We all know people like this, it’s usually someone at work, you go up to them all happy cause it’s Friday, “Oh, it’s so nice out,” you say like a school-child, but they quickly interject sniffly, in between sips of chamomile or something, “Yeah well don’t get used to it, it’s supposed to rain all weekend.” And as your eyes get all sad cause you were planning some bird-watching trip or whatnot, you can just make out a tiny smirk on their face, cause, I swear, they get some sick satisfaction knowing they were the first person to ruin your weekend plans.

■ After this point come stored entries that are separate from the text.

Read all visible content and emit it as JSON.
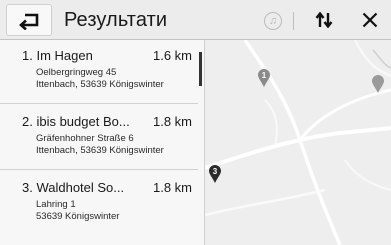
{
  "header": {
    "title": "Результати",
    "media_icon": "music-note-icon",
    "sort_icon": "sort-arrows-icon",
    "close_icon": "close-x-icon"
  },
  "results": [
    {
      "name": "1. Im Hagen",
      "distance": "1.6 km",
      "line1": "Oelbergringweg 45",
      "line2": "Ittenbach, 53639 Königswinter",
      "marker": "1"
    },
    {
      "name": "2. ibis budget Bo...",
      "distance": "1.8 km",
      "line1": "Gräfenhohner Straße 6",
      "line2": "Ittenbach, 53639 Königswinter",
      "marker": "2"
    },
    {
      "name": "3. Waldhotel So...",
      "distance": "1.8 km",
      "line1": "Lahring 1",
      "line2": "53639 Königswinter",
      "marker": "3"
    }
  ],
  "map": {
    "markers": [
      {
        "label": "1",
        "style": "grey"
      },
      {
        "label": "3",
        "style": "dark"
      }
    ]
  },
  "colors": {
    "header_bg": "#ececec",
    "list_bg": "#f7f7f7",
    "map_bg": "#eeeeee",
    "marker_grey": "#8a8a8a",
    "marker_dark": "#2b2b2b"
  }
}
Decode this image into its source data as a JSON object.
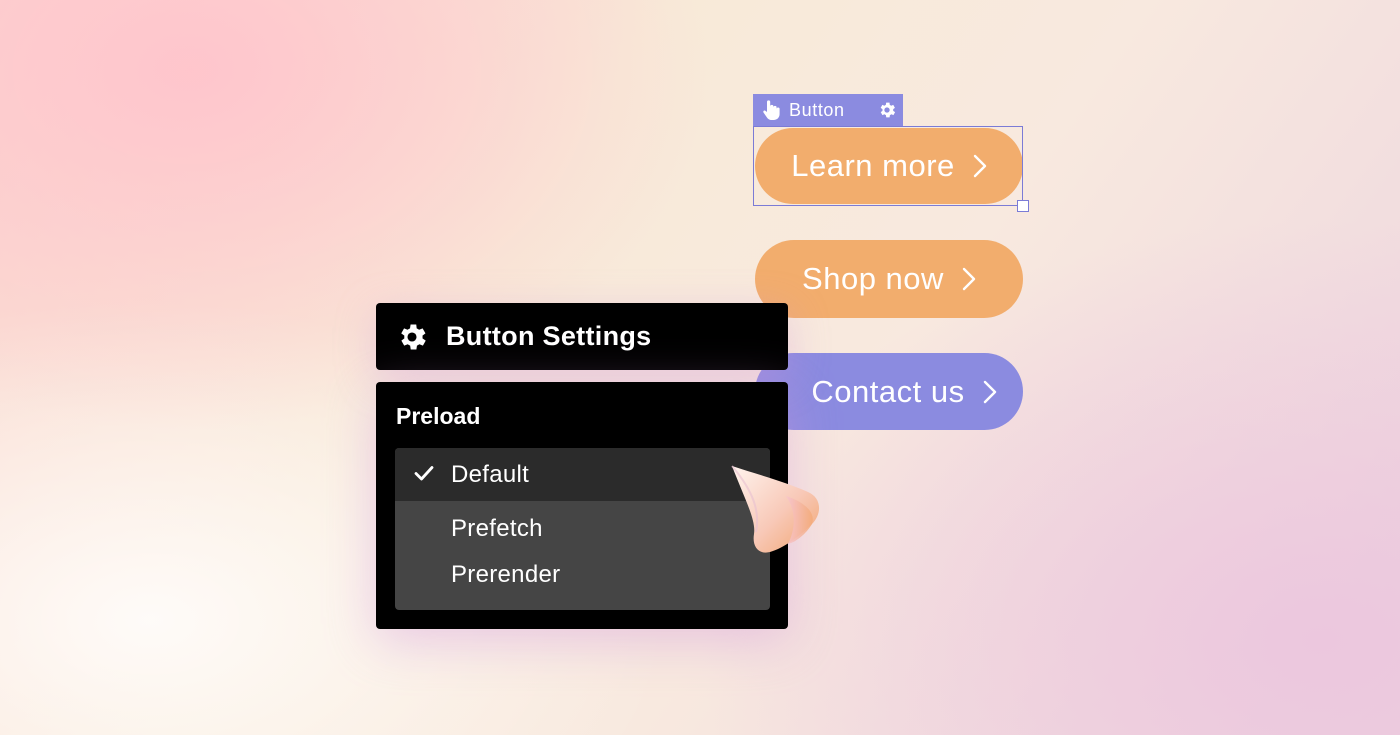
{
  "canvas": {
    "selection_tag": {
      "label": "Button",
      "hand_icon": "hand-pointer-icon",
      "gear_icon": "gear-icon"
    },
    "buttons": [
      {
        "label": "Learn more",
        "color": "#f2ad6d"
      },
      {
        "label": "Shop now",
        "color": "#f2ad6d"
      },
      {
        "label": "Contact us",
        "color": "#8b8be0"
      }
    ]
  },
  "settings_panel": {
    "title": "Button Settings",
    "icon": "gear-icon",
    "section_label": "Preload",
    "options": [
      {
        "label": "Default",
        "selected": true
      },
      {
        "label": "Prefetch",
        "selected": false
      },
      {
        "label": "Prerender",
        "selected": false
      }
    ]
  },
  "colors": {
    "accent_purple": "#8b8be0",
    "accent_orange": "#f2ad6d",
    "panel_bg": "#000000",
    "dropdown_bg": "#454545"
  }
}
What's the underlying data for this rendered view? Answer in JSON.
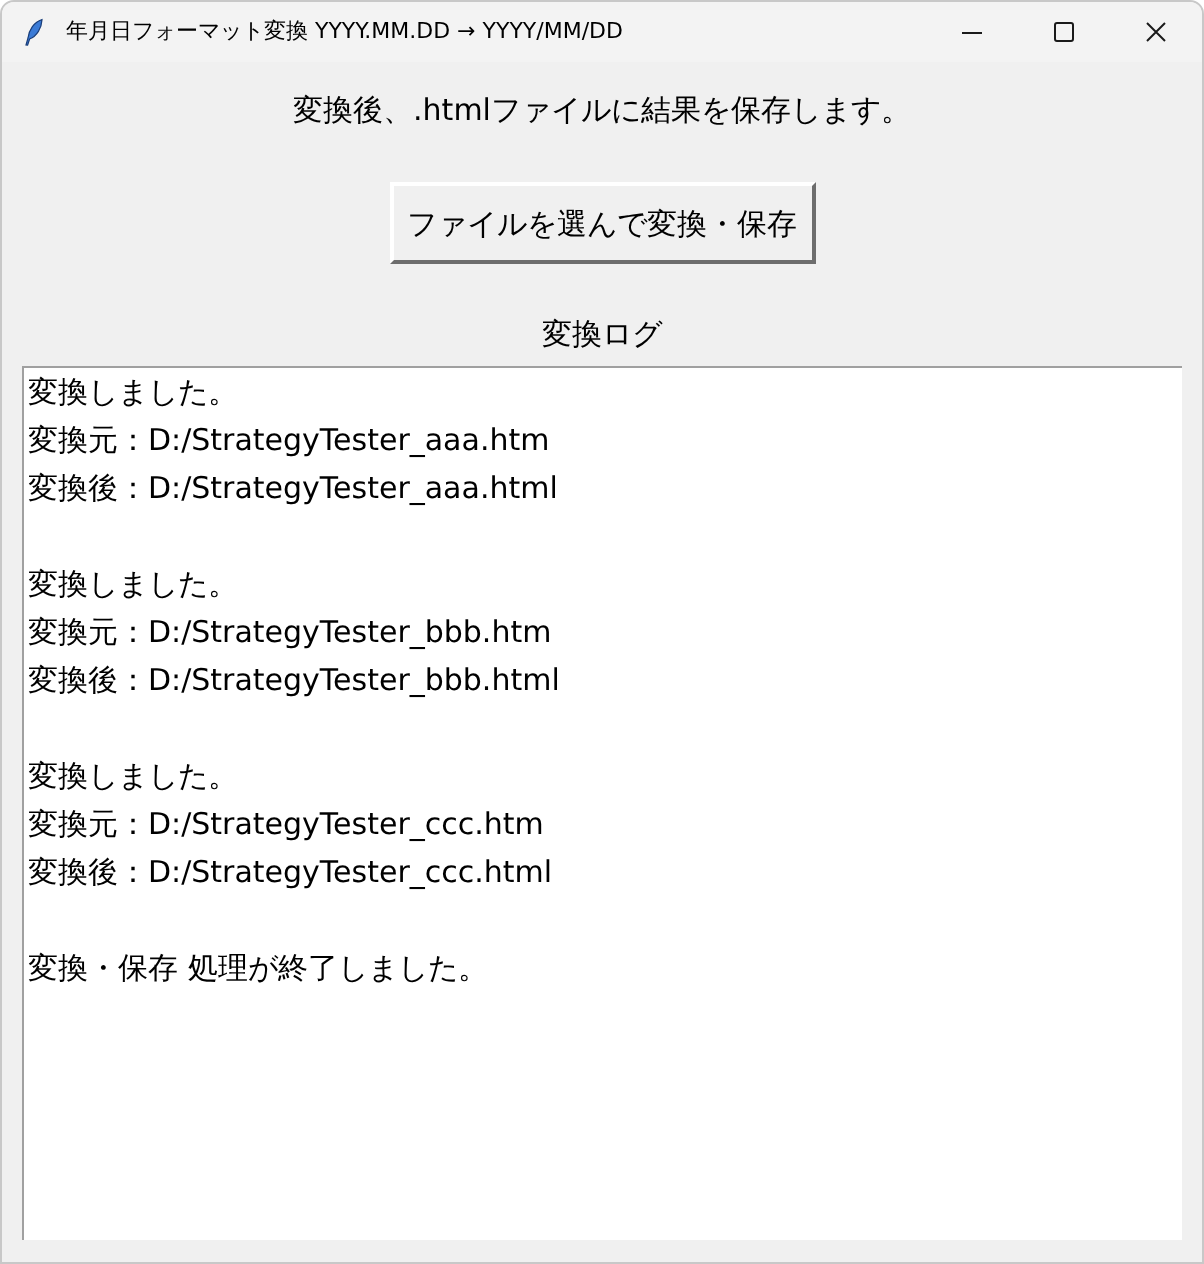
{
  "window": {
    "title": "年月日フォーマット変換 YYYY.MM.DD → YYYY/MM/DD"
  },
  "instruction": "変換後、.htmlファイルに結果を保存します。",
  "button": {
    "label": "ファイルを選んで変換・保存"
  },
  "log": {
    "label": "変換ログ",
    "entries": [
      {
        "lines": [
          "変換しました。",
          "変換元：D:/StrategyTester_aaa.htm",
          "変換後：D:/StrategyTester_aaa.html"
        ]
      },
      {
        "lines": [
          "変換しました。",
          "変換元：D:/StrategyTester_bbb.htm",
          "変換後：D:/StrategyTester_bbb.html"
        ]
      },
      {
        "lines": [
          "変換しました。",
          "変換元：D:/StrategyTester_ccc.htm",
          "変換後：D:/StrategyTester_ccc.html"
        ]
      },
      {
        "lines": [
          "変換・保存 処理が終了しました。"
        ]
      }
    ]
  }
}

Yeah, weather pessimists, honestly, not a big fan, just cause some bad news I’d rather find out on my own. It’s not like they really have some secret information (weather.com desktop alerts) that’s not readily available to everyone. I mean, yeah I’m aware it’s going to dip below zero overnight Stephie, yup, all of the snow’ll probably turn to ice, yeah I know, it’s not gonna be fun tomorrow morning, but please Stephie, let me retain some hope quietly to myself. That’s all I have sometimes.
What was that Steph? Yep, that’s true, it is the wind that kills you. Um. Yeah I gotta go downstairs for a…what’s that? Oh sure yeah I can pick you up some tea. Chamomile, right, got it. Oh, no that’s fine I can cover you. No problem. No problem at all.